Another big question is how the virus accumulated a number of mutations at one time. So far, SARS-CoV-2 has usually contracted only one to two mutations per month. Scientists believe that the new variant could undergo a long evolution of a rapid evolution in a patient with chronic infection who transmitted the virus. “We know it’s rare, but it can happen,” said Maria Van Kerkhove, an epidemiologist at the World Health Organization.

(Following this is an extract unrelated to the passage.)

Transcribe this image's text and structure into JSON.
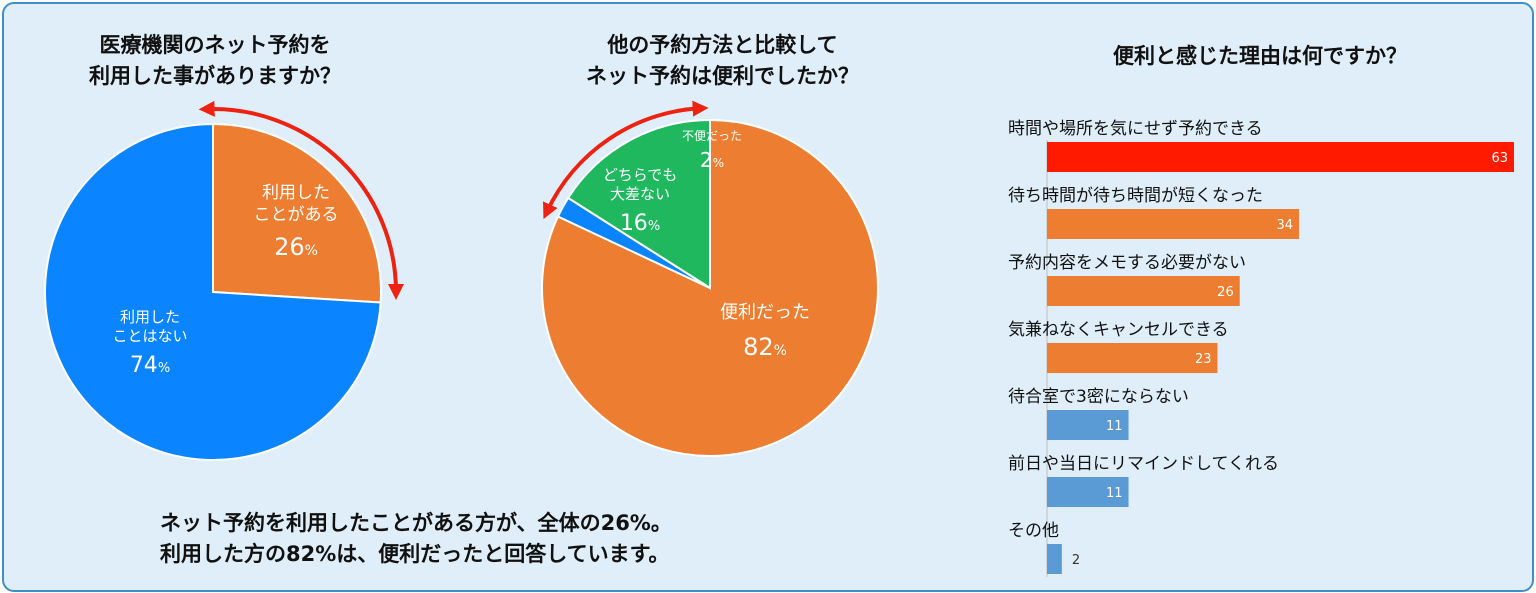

Sébastien Calvignac-Spencer, an evolutionary virologist at the Robert Koch Institute, says the UK’s new COVID-19 closure and the closure of other countries’ borders is the first time that such drastic action based on genomic surveillance has combined with epidemiological data. “It’s quite unprecedented on this scale,” he says. But the question of how to respond to disturbing mutations in pathogens will be more prevalent, he predicts. Most people are happy that they have prepared for a Category 4 hurricane, even if the predictions turn out to be wrong, says Calvignac-Spencer. “It’s a bit the same, except that we have a lot less experience with genomic monitoring than with the weather forecast.”
For Van Kerkhove, the advent of B.1.1.7 shows how important it is to follow viral evolution closely. The UK has one of the most comprehensive monitoring systems in the world, she says. “My concern is: how much of this is happening worldwide, where we do not have the order of capacity?” Other countries need to step up their efforts, she says. And all countries must do what they can to keep the spread of SARS-CoV-2 to a minimum in the coming months, Van Kerkhove adds. “The more this virus circulates, the more likely it is to change,” she says. “We’re playing a very dangerous game here.”